Professeure d’économie à l’université de Nouvelle-Galles-du-Sud à Sydney (Australie) et chroniqueuse du « Monde », Pauline Grosjean conceptualise, dans un livre paru au Seuil, le « patriarcapitalisme », ou comment la structure de domination, la culture et l’identité de genre interagissent avec le système économique pour faire obstacle à l’égalité femmes-hommes.

Les années 1980 furent le témoin de progrès économiques fulgurants pour les femmes. Que s’est-il passé depuis ?

A la fin des années 1980, les femmes sont en moyenne plus éduquées que les hommes dans les pays occidentaux, n’interrompent plus ou très peu leur carrière pour s’occuper de leur famille, et accèdent à des professions, notamment la médecine ou la magistrature, qui auparavant étaient réservées aux hommes. Mais l’explosion des inégalités de revenus depuis s’est marquée par un creusement des inégalités économiques entre les femmes et les hommes.

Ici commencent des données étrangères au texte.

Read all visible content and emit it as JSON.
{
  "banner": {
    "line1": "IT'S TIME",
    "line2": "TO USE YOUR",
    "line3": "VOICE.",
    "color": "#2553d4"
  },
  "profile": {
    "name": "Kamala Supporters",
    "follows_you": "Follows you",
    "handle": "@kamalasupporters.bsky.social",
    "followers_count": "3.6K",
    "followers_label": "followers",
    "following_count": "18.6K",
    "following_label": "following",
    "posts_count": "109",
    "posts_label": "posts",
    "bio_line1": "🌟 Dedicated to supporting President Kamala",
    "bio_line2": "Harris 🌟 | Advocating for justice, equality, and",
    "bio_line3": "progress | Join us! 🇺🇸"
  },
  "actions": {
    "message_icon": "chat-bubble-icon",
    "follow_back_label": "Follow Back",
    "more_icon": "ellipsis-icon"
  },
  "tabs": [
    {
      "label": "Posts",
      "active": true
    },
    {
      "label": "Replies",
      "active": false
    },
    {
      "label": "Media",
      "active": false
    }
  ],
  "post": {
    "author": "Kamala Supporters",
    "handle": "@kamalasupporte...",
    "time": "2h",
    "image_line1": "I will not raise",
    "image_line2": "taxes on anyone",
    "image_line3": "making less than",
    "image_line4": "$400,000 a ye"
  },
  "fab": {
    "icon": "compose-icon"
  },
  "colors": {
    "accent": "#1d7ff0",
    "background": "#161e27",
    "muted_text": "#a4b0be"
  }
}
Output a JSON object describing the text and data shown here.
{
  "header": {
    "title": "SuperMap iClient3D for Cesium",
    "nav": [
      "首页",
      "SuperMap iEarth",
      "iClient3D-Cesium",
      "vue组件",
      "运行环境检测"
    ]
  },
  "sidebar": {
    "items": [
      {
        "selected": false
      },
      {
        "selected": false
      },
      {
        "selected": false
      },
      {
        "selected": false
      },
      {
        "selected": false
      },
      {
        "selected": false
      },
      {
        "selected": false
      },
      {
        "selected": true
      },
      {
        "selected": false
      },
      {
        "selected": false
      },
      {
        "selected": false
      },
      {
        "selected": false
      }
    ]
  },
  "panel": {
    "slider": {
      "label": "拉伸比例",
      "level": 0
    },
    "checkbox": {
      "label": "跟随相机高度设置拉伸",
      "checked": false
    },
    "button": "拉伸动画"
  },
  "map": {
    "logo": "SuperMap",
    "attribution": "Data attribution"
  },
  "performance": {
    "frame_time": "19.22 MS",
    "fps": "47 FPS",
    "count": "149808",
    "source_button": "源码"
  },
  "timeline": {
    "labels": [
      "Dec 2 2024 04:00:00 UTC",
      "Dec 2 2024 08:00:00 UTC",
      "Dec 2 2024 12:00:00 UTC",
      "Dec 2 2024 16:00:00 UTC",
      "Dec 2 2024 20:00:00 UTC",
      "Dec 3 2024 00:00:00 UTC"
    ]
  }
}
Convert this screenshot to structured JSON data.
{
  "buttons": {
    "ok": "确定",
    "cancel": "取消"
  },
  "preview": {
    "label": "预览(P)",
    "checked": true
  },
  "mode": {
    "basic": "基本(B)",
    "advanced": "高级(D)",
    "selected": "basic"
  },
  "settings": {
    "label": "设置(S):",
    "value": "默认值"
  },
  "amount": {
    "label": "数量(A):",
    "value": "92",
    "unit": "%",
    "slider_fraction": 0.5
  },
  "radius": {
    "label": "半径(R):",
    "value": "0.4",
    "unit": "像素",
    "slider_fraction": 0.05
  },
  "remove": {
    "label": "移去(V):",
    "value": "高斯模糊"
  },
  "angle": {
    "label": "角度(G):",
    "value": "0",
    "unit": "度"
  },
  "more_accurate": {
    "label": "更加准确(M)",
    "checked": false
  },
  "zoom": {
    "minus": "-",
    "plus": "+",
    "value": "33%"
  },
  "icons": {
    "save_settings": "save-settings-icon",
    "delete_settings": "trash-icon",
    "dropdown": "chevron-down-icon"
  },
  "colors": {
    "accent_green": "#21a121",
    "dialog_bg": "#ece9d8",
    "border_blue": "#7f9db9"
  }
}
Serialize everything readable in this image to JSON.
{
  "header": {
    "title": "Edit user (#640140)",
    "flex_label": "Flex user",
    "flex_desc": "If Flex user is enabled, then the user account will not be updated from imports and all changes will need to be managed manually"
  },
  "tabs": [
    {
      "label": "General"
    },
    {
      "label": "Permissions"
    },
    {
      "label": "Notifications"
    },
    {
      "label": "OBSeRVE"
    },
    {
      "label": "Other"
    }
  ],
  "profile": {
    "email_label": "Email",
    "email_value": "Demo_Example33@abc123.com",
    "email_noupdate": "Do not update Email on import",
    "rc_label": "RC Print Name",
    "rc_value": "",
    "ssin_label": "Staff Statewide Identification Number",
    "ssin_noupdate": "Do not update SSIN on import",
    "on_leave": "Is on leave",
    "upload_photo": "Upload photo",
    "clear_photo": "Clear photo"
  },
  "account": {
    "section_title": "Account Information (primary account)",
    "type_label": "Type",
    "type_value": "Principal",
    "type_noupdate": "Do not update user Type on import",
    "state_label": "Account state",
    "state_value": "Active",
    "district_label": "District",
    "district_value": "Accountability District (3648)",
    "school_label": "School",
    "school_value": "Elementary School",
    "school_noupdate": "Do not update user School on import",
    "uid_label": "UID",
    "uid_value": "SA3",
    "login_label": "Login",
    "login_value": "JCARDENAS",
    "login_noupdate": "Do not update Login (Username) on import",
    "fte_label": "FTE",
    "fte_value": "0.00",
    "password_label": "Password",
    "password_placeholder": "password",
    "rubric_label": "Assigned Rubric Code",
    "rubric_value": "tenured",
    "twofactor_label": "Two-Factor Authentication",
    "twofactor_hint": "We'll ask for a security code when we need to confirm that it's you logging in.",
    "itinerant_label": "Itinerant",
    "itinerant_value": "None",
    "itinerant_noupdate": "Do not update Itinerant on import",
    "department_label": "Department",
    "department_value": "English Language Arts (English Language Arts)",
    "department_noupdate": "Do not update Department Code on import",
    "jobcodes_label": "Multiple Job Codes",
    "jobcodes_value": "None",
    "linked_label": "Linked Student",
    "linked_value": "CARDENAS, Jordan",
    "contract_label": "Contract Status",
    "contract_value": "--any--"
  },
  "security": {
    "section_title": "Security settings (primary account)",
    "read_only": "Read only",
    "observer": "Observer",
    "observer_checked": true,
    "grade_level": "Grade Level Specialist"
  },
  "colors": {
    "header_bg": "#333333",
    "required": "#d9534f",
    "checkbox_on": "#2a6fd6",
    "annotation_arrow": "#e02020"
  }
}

Cet écart s’explique par les différences systématiques en termes de choix de métier et d’industrie, différences dictées par des injonctions à satisfaire des identités de genre, et par des considérations sociales de qualités naturelles supposées féminines ou masculines : c’est ce que j’appelle le patriarcapitalisme.

L’Australie, où je réside depuis 2011, est un cas particulièrement intéressant en raison d’une expérience historique particulière qui a laissé des traces indélébiles sur les normes de genre. Le pays a longtemps été caractérisé par un déséquilibre démographique très important, avec un surcroît du nombre d’hommes par rapport aux femmes, aussi bien en raison de son statut de colonie pénale que d’une immigration volontaire majoritairement masculine. Cette expérience historique permet de mieux comprendre la formation des normes sociétales de genre, leurs impacts économiques et leur persistance à long terme.

La robotisation a-t-elle rendu la conciliation entre vie professionnelle et privée plus aisée ?

Contrairement aux attentes, non : on travaille encore plus, notamment dans les postes à responsabilité. On parle alors de « opt-out revolution » : certaines femmes, mères et très diplômées, se rendent compte que leur travail est incompatible avec la maternité. Dans le milieu académique, si une femme a du succès, son statut nullipare va être mis en avant. On dira : « Elle est prof à Harvard, mais elle n’a pas d’enfants. » On n’aura jamais la même remarque pour un homme.

Comment lutter contre les inégalités de genre en entreprise ?

Les grandes entreprises doivent publier leurs comptes financiers plusieurs fois par an, mais presque rien ne les oblige à dévoiler quoi que ce soit sur les problématiques de diversité. Peu de données publiques existent sur la répartition des différents postes hiérarchiques entre les femmes et les hommes. Les entreprises ne sont même pas contraintes de rendre publics les cas de harcèlement sexuel.

La France n’a que très récemment fait des progrès dans ce sens : depuis 2020, les entreprises doivent publier un index global d’égalité femmes-hommes à partir de quatre ou cinq indicateurs selon leur taille – écart de rémunération, écart de répartition des augmentations, nombre de salariées augmentées à leur retour de congé maternité, parité parmi les dix plus hautes rémunérations. Un progrès donc, mais loin d’une mesure systématique et détaillée de la culture d’entreprise en termes d’égalité femmes-hommes.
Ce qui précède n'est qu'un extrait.